Ever since the Woolly meeting where Mario Odegard rhapsodized about podcasts I’ve taken to listening to them as I set up my loft. (which still has a long way to go) Listening to Science Friday a short teaser for the Science Friday Book Club came on. They were promoting the next book, to be shared on February 6th, The Lost City of Z. That one I had, too. Like Grizzlies I’d bought it a while back and passed it up, probably in favor of some new detective novel.

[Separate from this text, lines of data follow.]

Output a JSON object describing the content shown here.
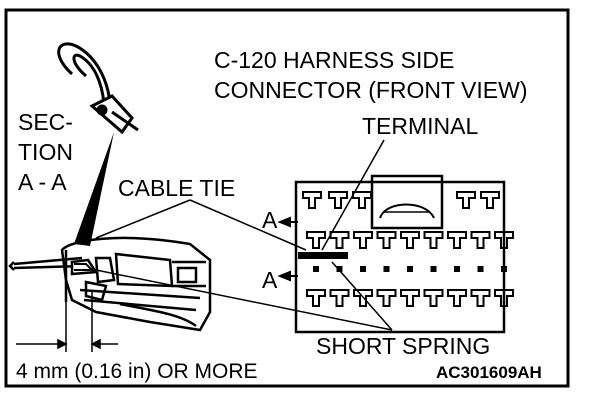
{
  "diagram": {
    "title_line1": "C-120 HARNESS SIDE",
    "title_line2": "CONNECTOR (FRONT VIEW)",
    "section_line1": "SEC-",
    "section_line2": "TION",
    "section_line3": "A - A",
    "cable_tie": "CABLE TIE",
    "terminal": "TERMINAL",
    "short_spring": "SHORT SPRING",
    "marker_a_upper": "A",
    "marker_a_lower": "A",
    "dimension": "4 mm (0.16 in) OR MORE",
    "figure_code": "AC301609AH"
  },
  "colors": {
    "ink": "#000000",
    "paper": "#ffffff"
  }
}
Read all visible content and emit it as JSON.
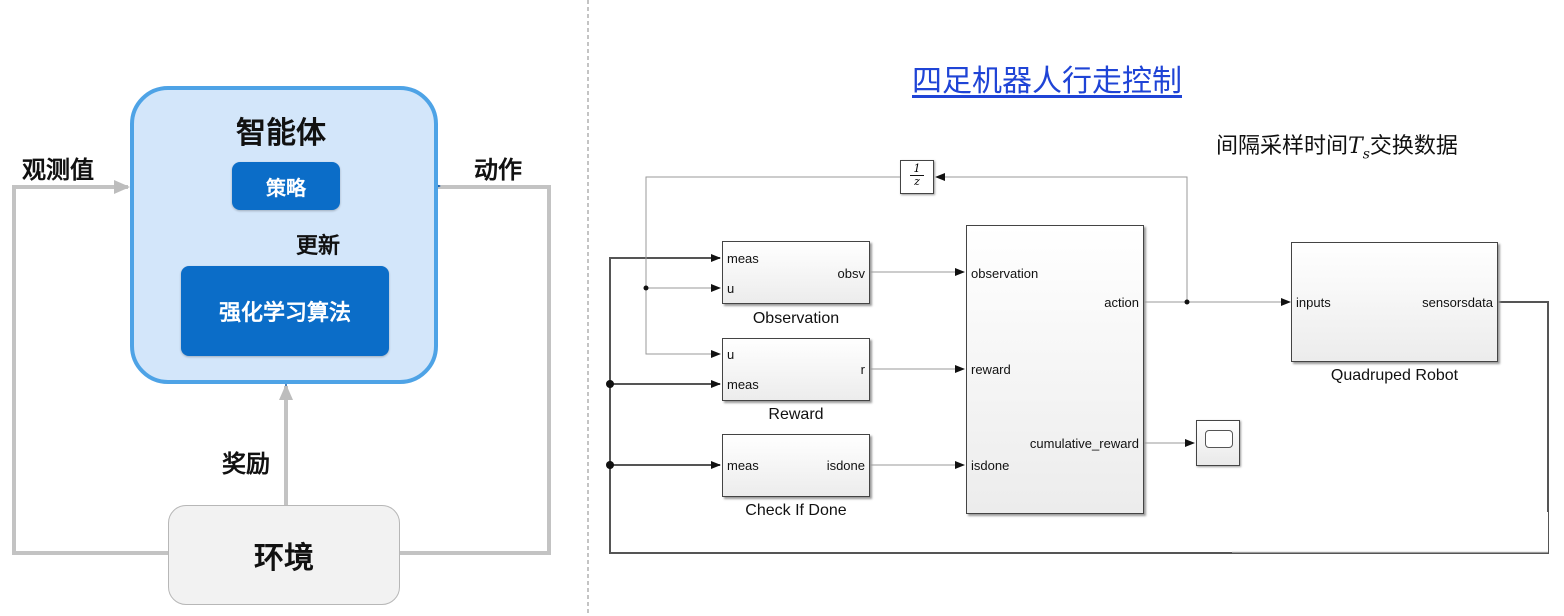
{
  "left": {
    "agent_title": "智能体",
    "policy": "策略",
    "update": "更新",
    "rl_algorithm": "强化学习算法",
    "observation": "观测值",
    "action": "动作",
    "reward": "奖励",
    "environment": "环境"
  },
  "right": {
    "title": "四足机器人行走控制",
    "ts_note_pre": "间隔采样时间",
    "ts_symbol": "T",
    "ts_sub": "s",
    "ts_note_post": "交换数据",
    "unit_delay": {
      "num": "1",
      "den": "z"
    },
    "observation_block": {
      "in1": "meas",
      "in2": "u",
      "out": "obsv",
      "label": "Observation"
    },
    "reward_block": {
      "in1": "u",
      "in2": "meas",
      "out": "r",
      "label": "Reward"
    },
    "done_block": {
      "in1": "meas",
      "out": "isdone",
      "label": "Check If Done"
    },
    "agent_block": {
      "in1": "observation",
      "in2": "reward",
      "in3": "isdone",
      "out1": "action",
      "out2": "cumulative_reward"
    },
    "robot_block": {
      "in": "inputs",
      "out": "sensorsdata",
      "label": "Quadruped Robot"
    }
  }
}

So, I dug around on my Kindle and found it. Took me two days to read. The Lost City of Z tells the story of Lt. Colonel Percival Harrison Fawcett, probably the most famous Victorian explorer you’ve never heard of, and a contemporary expedition to solve the mystery of his disappearance in the Amazon in 1925. The book is being made into a movie to be released this year.

The story beneath the story is one of academic hubris, the limits of human perseverance and the unlimited power of obsession. The academic hubris occurs in a narrative about the Amazon’s inability to support complex human civilizations, only now being challenged in a way that Fawcett clearly foresaw through his own amateur research in the 1920’s. Fawcett’s legendary ability to find his way through the “green hell” of the Amazon and accomplish complicated surveying and natural observation tasks set for him underscores the mystery of his disappearance with his 21 year old son, Jack, on the last expedition. Obsession applies not only to Fawcett and the many who got caught up in the excitement of Z and tried to find Fawcett, but to the author of this book, David Grann, and his attempt to get closure on Fawcett’s story.

It’s non-fiction right now, then. After finishing the Lost City of Z I’ve started Moon, by Bernd Brunner.